Du hattest was von Kindern „die gar nicht in den Kindergarten gehen“ geschrieben. Über das Alter der vorschulischen Zusatzbetreuung habe ich mich doch gar nicht ausgelassen!
Und übrigens, aber das ist meine persönliche Erfahrung und Einschätzung, kenne ich nur Gluckenmütter, die dann diejenigen sind, die ihr Kind auf keinen Fall in den Kindergarten geben wollen. Die Nicht-Glucken, die ich kenne, sind froh, wenn sie einen Kindergartenplatz für ihr Kind haben, und sei es ein Teilzeitplatz.
das kommt davon, wenn man glaubt eine Antwort reicht… Ich habe Dich schon nicht falsch verstanden.
Aber ich finde es schon regelrecht unverschämt, die elterliche
Betreuung als grundsätzlich weniger vorteilhaft hinzustellen
und zu suggerieren, daß Kinder die „erst“ mit drei in den KiGa
gehen suboptimal gefördert werden.
Du hattest was von Kindern „die gar nicht in den Kindergarten
gehen“ geschrieben. Über das Alter der vorschulischen
Zusatzbetreuung habe ich mich doch gar nicht ausgelassen!
Genau dieser Satz hat eigentlich nur punkt als Adressat, niemand sonst hat gesagt daß drei Jahre viel zu spät seien.
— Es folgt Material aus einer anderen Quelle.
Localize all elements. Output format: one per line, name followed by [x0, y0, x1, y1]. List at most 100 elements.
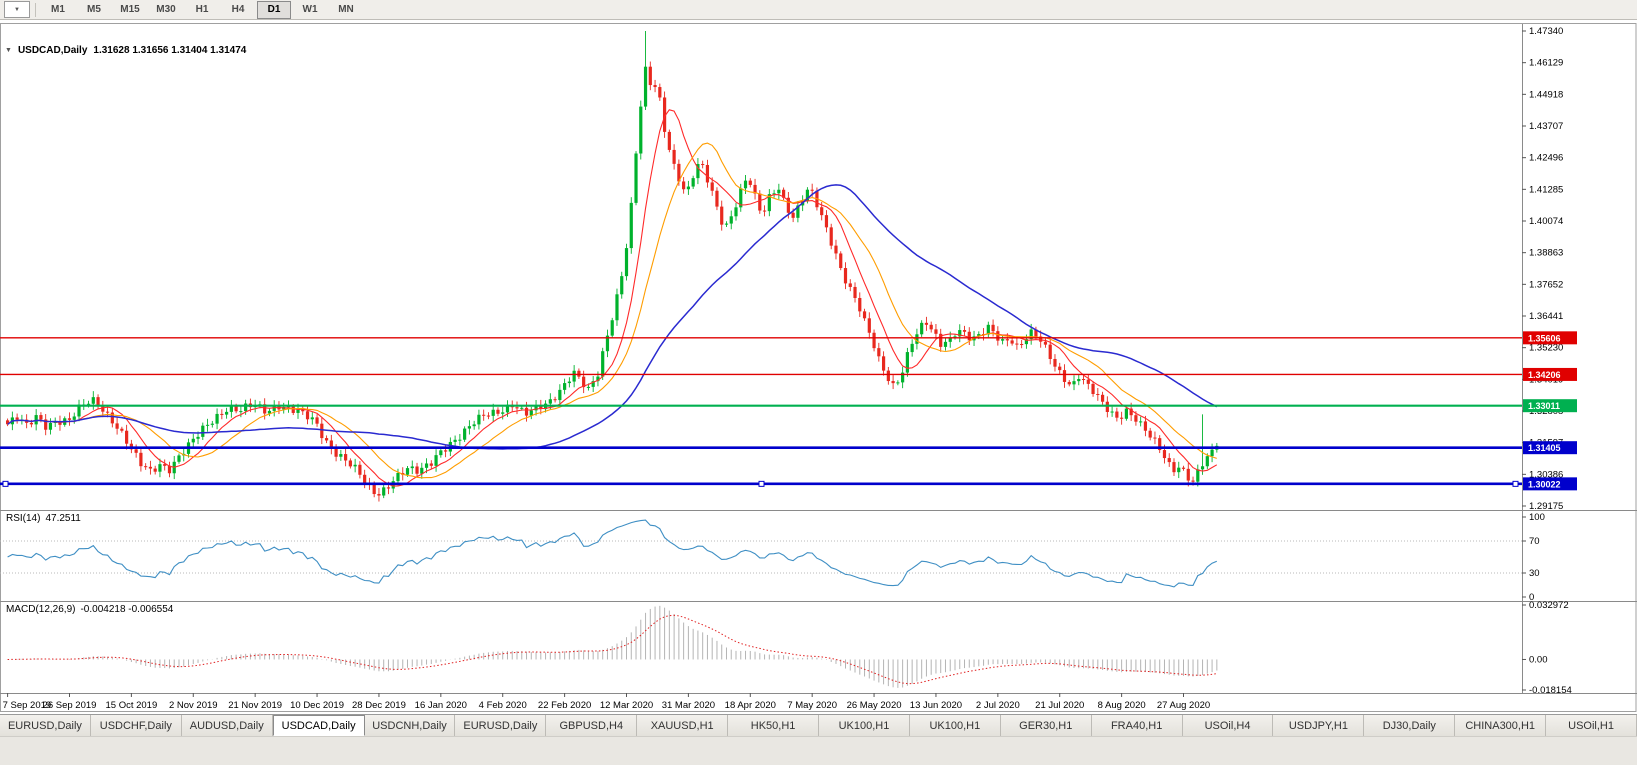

Und übrigens, aber das ist meine persönliche Erfahrung und
Einschätzung, kenne ich nur Gluckenmütter, die dann diejenigen
sind, die ihr Kind auf keinen Fall in den Kindergarten geben
wollen. Die Nicht-Glucken, die ich kenne, sind froh, wenn sie
einen Kindergartenplatz für ihr Kind haben, und sei es ein
Teilzeitplatz.
In der Breite hast Du da sicher recht. Verallgemeinern kann man das aber nicht, es gibt immer wieder Eltern die sich aus unterschiedlichen Gründen gegen einen KiGa entscheiden (müssen) und die ihren Kindern das Nötige selbst vermitteln (oft mit entsprechender Unterstützung).